患者様お一人おひとりに最適なレンズを作成でき、術後のレンズの位置ずれのリスクを最小限に抑えることが可能となります。
3. 素材とデザイン
IPCLは「ハイブリット親水性アクリル素材」でできており、加工がしやすく、細かな工作が可能な素材です。そのため、ICLよりも見え方の質が高いとされています。
眼内でレンズを安定して固定するため6つの支持部(ICLは4つ)をもつ構造をしており、さらに房水の循環を促進する7つのホール(ICLは1つのみ)が設置され、白内障や緑内障の発症予防に配慮され安全性を向上させています。
4. 多焦点レンズによる老視矯正
これまでも説明されているように、多焦点IPCLは老眼対応のレンズとなります。
40代など老眼の症状が出てきやすい年代の方にはおすすめの治療となります。
IPCLのメリットとデメリット
メリット
- 幅広い年齢層に適応
白内障などの疾患のない中高年層において、老眼治療としても最適です。 - 老眼矯正が同時に可能
IPCLは多焦点タイプ(Presbyopic IPCL V2.0)を使用することで、遠方・近方ともにピントが合い、老眼鏡の使用頻度を大幅に減らせます。 - 豊富な度数・サイズ・タイプに対応
近視は-30Dまで、乱視は+10Dまで対応可能。さらに13種類のサイズ展開があり、一人ひとりに最適なカスタムレンズを選択できます。 - 厚労省承認済みで安心
2025年4月に厚生労働省の承認を取得。世界40カ国以上で10万件以上の実績があり、今後は日本国内でも広く普及が期待されます。
デメリット
- 完全な老眼矯正は難しい
多焦点タイプのIPCLは遠くから近くまで幅広い距離にピントが合いやすくなり、生活の質の向上が期待できる治療ですが、老眼の矯正には限界があります。

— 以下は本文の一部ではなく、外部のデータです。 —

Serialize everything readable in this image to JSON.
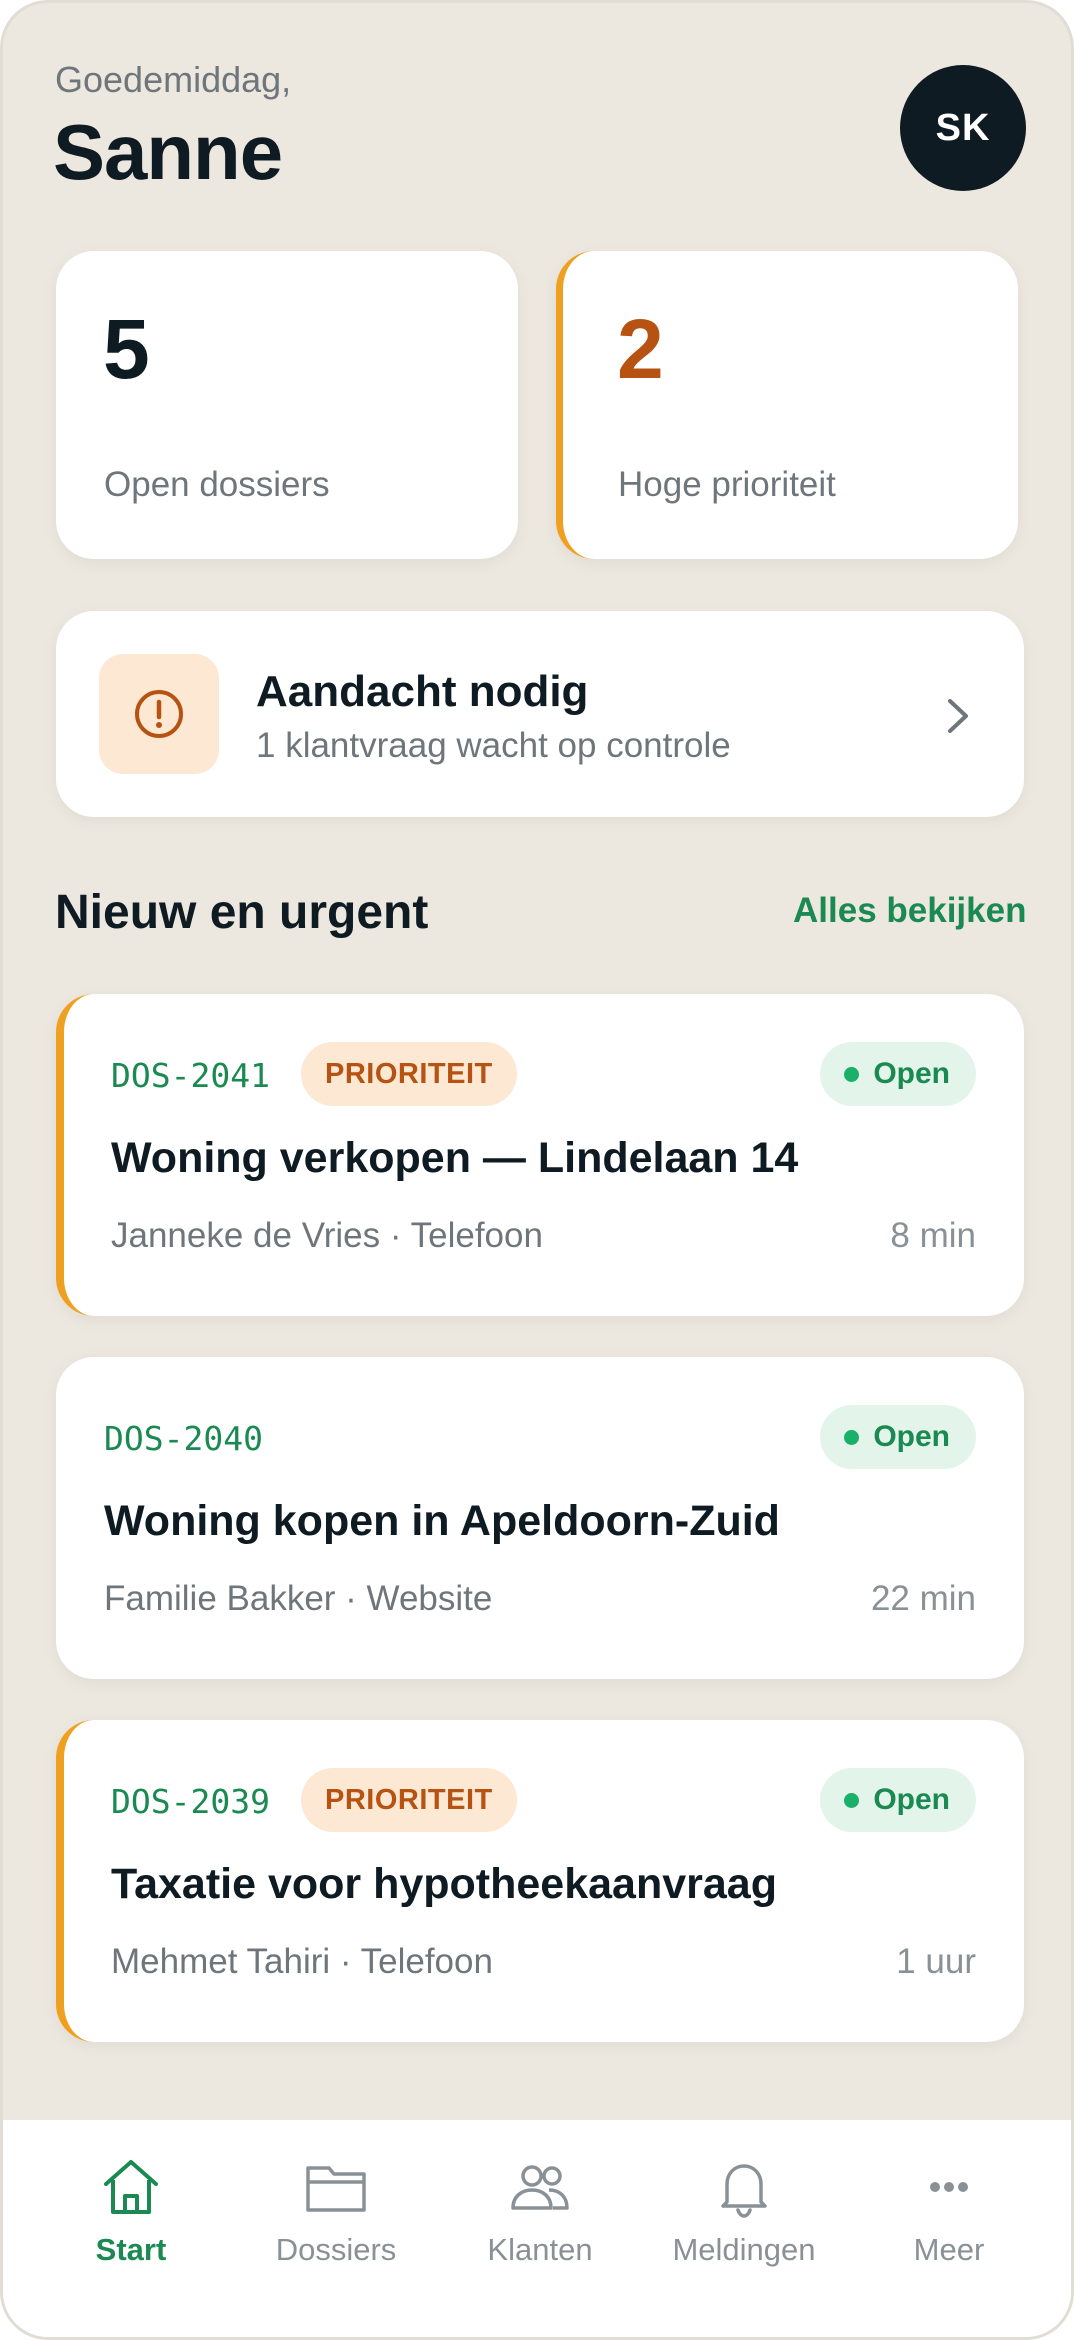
{
  "header": {
    "greeting": "Goedemiddag,",
    "name": "Sanne",
    "avatar_initials": "SK"
  },
  "stats": [
    {
      "value": "5",
      "label": "Open dossiers"
    },
    {
      "value": "2",
      "label": "Hoge prioriteit"
    }
  ],
  "attention": {
    "icon": "alert-circle-icon",
    "title": "Aandacht nodig",
    "subtitle": "1 klantvraag wacht op controle"
  },
  "section": {
    "title": "Nieuw en urgent",
    "see_all": "Alles bekijken"
  },
  "dossiers": [
    {
      "code": "DOS-2041",
      "badge": "PRIORITEIT",
      "status": "Open",
      "title": "Woning verkopen — Lindelaan 14",
      "meta": "Janneke de Vries · Telefoon",
      "time": "8 min"
    },
    {
      "code": "DOS-2040",
      "badge": "",
      "status": "Open",
      "title": "Woning kopen in Apeldoorn-Zuid",
      "meta": "Familie Bakker · Website",
      "time": "22 min"
    },
    {
      "code": "DOS-2039",
      "badge": "PRIORITEIT",
      "status": "Open",
      "title": "Taxatie voor hypotheekaanvraag",
      "meta": "Mehmet Tahiri · Telefoon",
      "time": "1 uur"
    }
  ],
  "nav": [
    {
      "label": "Start",
      "icon": "home-icon",
      "active": true
    },
    {
      "label": "Dossiers",
      "icon": "folder-icon",
      "active": false
    },
    {
      "label": "Klanten",
      "icon": "users-icon",
      "active": false
    },
    {
      "label": "Meldingen",
      "icon": "bell-icon",
      "active": false
    },
    {
      "label": "Meer",
      "icon": "more-icon",
      "active": false
    }
  ],
  "colors": {
    "background": "#ece7df",
    "accent_green": "#1a8a52",
    "priority_orange": "#f0a020",
    "priority_text": "#b65312",
    "dark": "#0f1b22"
  }
}
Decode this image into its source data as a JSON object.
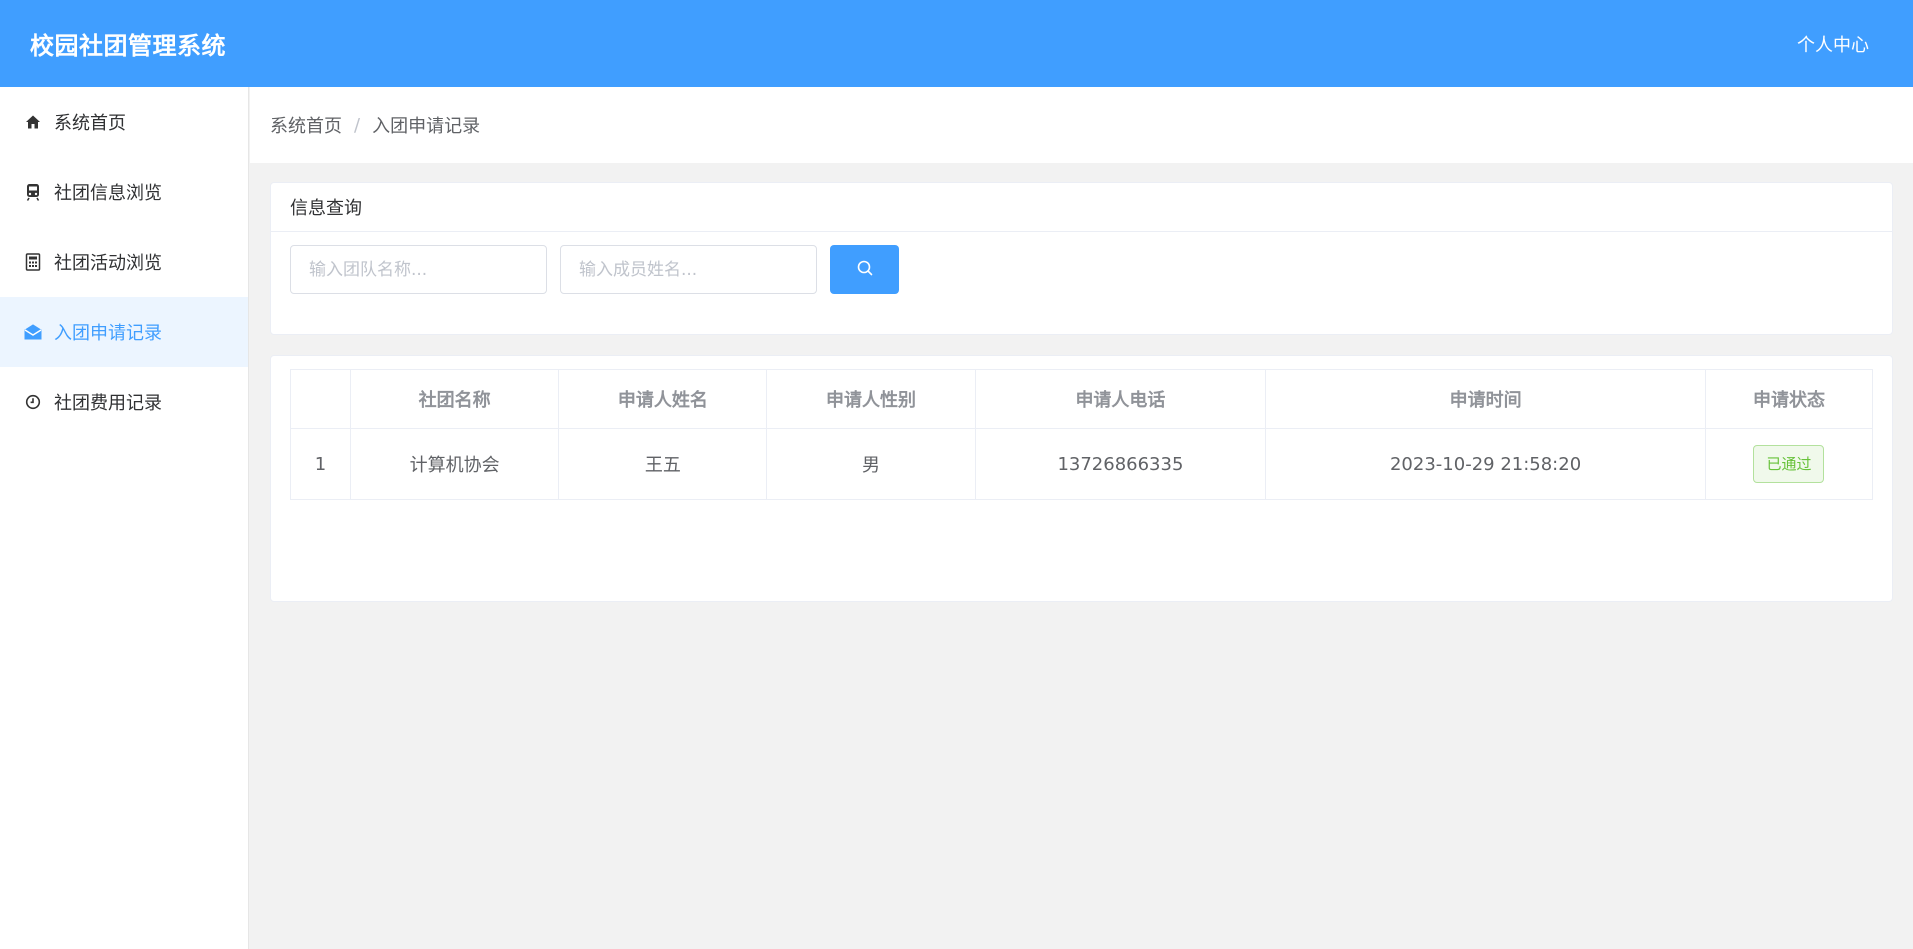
{
  "header": {
    "title": "校园社团管理系统",
    "user_center": "个人中心"
  },
  "sidebar": {
    "items": [
      {
        "label": "系统首页",
        "icon": "home-icon"
      },
      {
        "label": "社团信息浏览",
        "icon": "train-icon"
      },
      {
        "label": "社团活动浏览",
        "icon": "calculator-icon"
      },
      {
        "label": "入团申请记录",
        "icon": "envelope-open-icon",
        "active": true
      },
      {
        "label": "社团费用记录",
        "icon": "clock-icon"
      }
    ]
  },
  "breadcrumb": {
    "home": "系统首页",
    "separator": "/",
    "current": "入团申请记录"
  },
  "search": {
    "title": "信息查询",
    "team_placeholder": "输入团队名称...",
    "member_placeholder": "输入成员姓名..."
  },
  "table": {
    "columns": [
      "",
      "社团名称",
      "申请人姓名",
      "申请人性别",
      "申请人电话",
      "申请时间",
      "申请状态"
    ],
    "rows": [
      {
        "index": "1",
        "club": "计算机协会",
        "name": "王五",
        "gender": "男",
        "phone": "13726866335",
        "time": "2023-10-29 21:58:20",
        "status": "已通过"
      }
    ]
  },
  "colors": {
    "primary": "#409eff",
    "success": "#67c23a"
  }
}
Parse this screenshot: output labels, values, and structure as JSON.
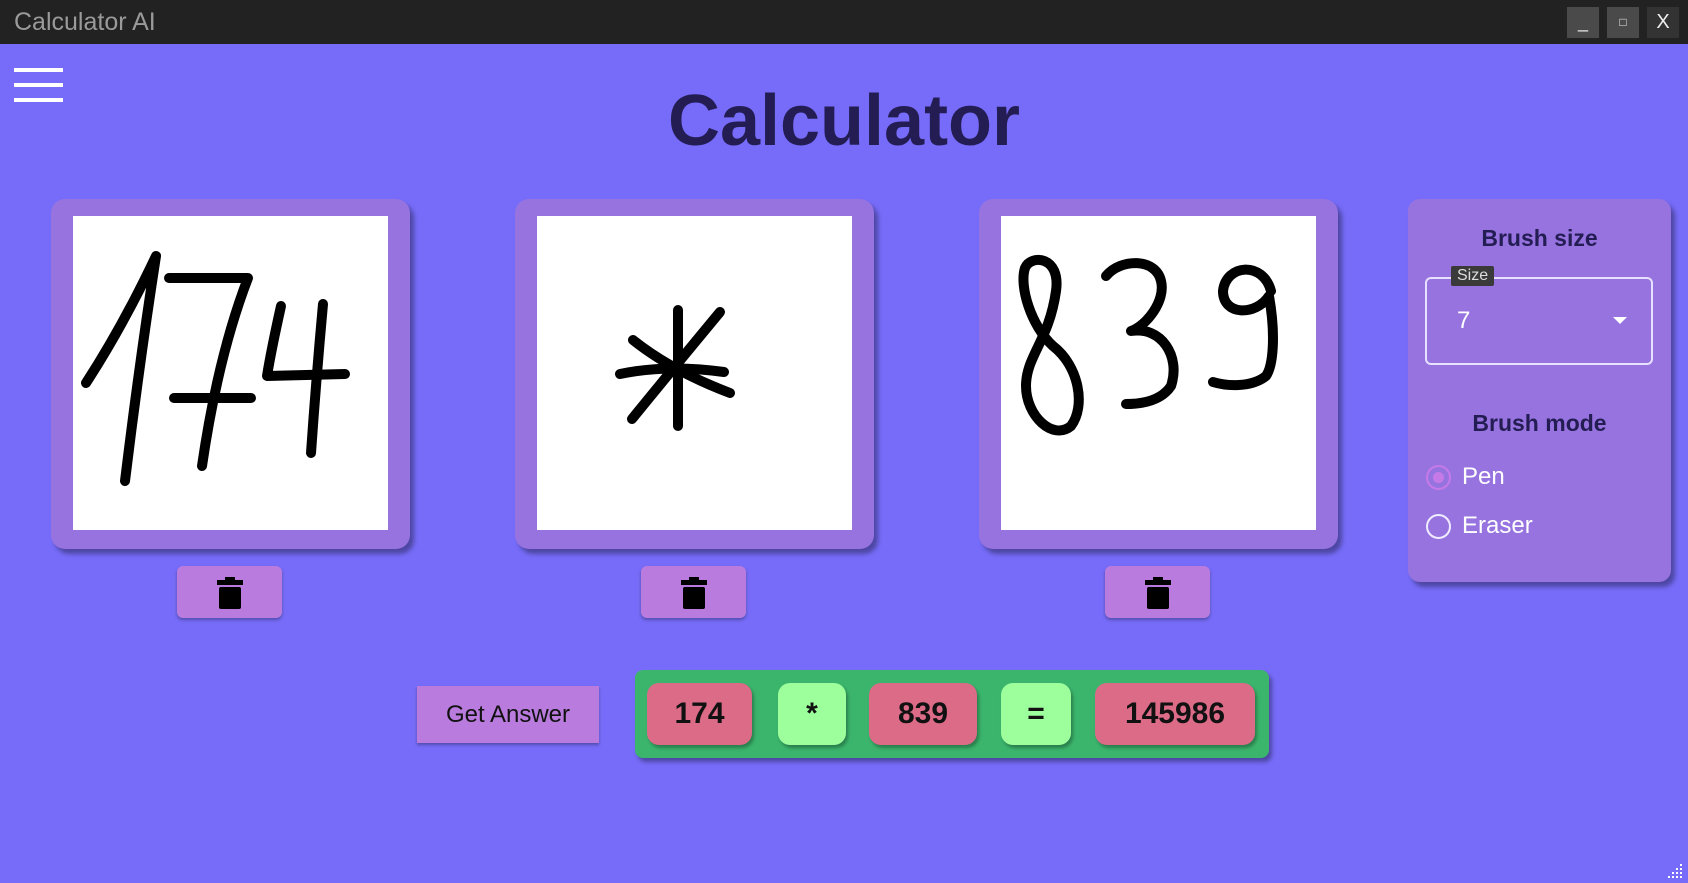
{
  "window": {
    "title": "Calculator AI",
    "minimize": "_",
    "maximize": "□",
    "close": "X"
  },
  "menu_icon": "hamburger-icon",
  "page_title": "Calculator",
  "canvases": [
    {
      "drawn_content": "174"
    },
    {
      "drawn_content": "*"
    },
    {
      "drawn_content": "839"
    }
  ],
  "clear_icon": "trash-icon",
  "brush": {
    "size_heading": "Brush size",
    "size_label": "Size",
    "size_value": "7",
    "mode_heading": "Brush mode",
    "modes": [
      {
        "label": "Pen",
        "checked": true
      },
      {
        "label": "Eraser",
        "checked": false
      }
    ]
  },
  "answer": {
    "button_label": "Get Answer",
    "operand1": "174",
    "operator": "*",
    "operand2": "839",
    "equals": "=",
    "result": "145986"
  },
  "colors": {
    "background": "#766cf9",
    "panel": "#9773e0",
    "button": "#b97bde",
    "result_bar": "#3bb56c",
    "number_chip": "#dc6b88",
    "operator_chip": "#9cff9c"
  }
}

若い20代の頃のような完全にクリアな見え方になるわけではありません。多焦点IPCLは老眼の不便さを「ある程度補助」するものに過ぎず、決して万能ではありません。
適応条件と禁忌
適応条件
- 21歳以上
- 近視 -6D以上の中等度近視(慎重適応:-3D~-6D)
- 屈折が1年以上安定していること
禁忌
- 21歳未満
- 浅前房(2.8mm未満)、角膜内皮障害
- 妊娠中・授乳中
- 白内障・緑内障などの眼疾患
- 重度の糖尿病や膠原病などの全身疾患
IPCLのまとめ
IPCLは、ICLに次ぐ新しい屈折矯正手術の選択肢です。特に老視矯正に対応できる多焦点レンズがある点が大きな特徴。2025年に国内承認されたことで、今後ますます普及が期待されます。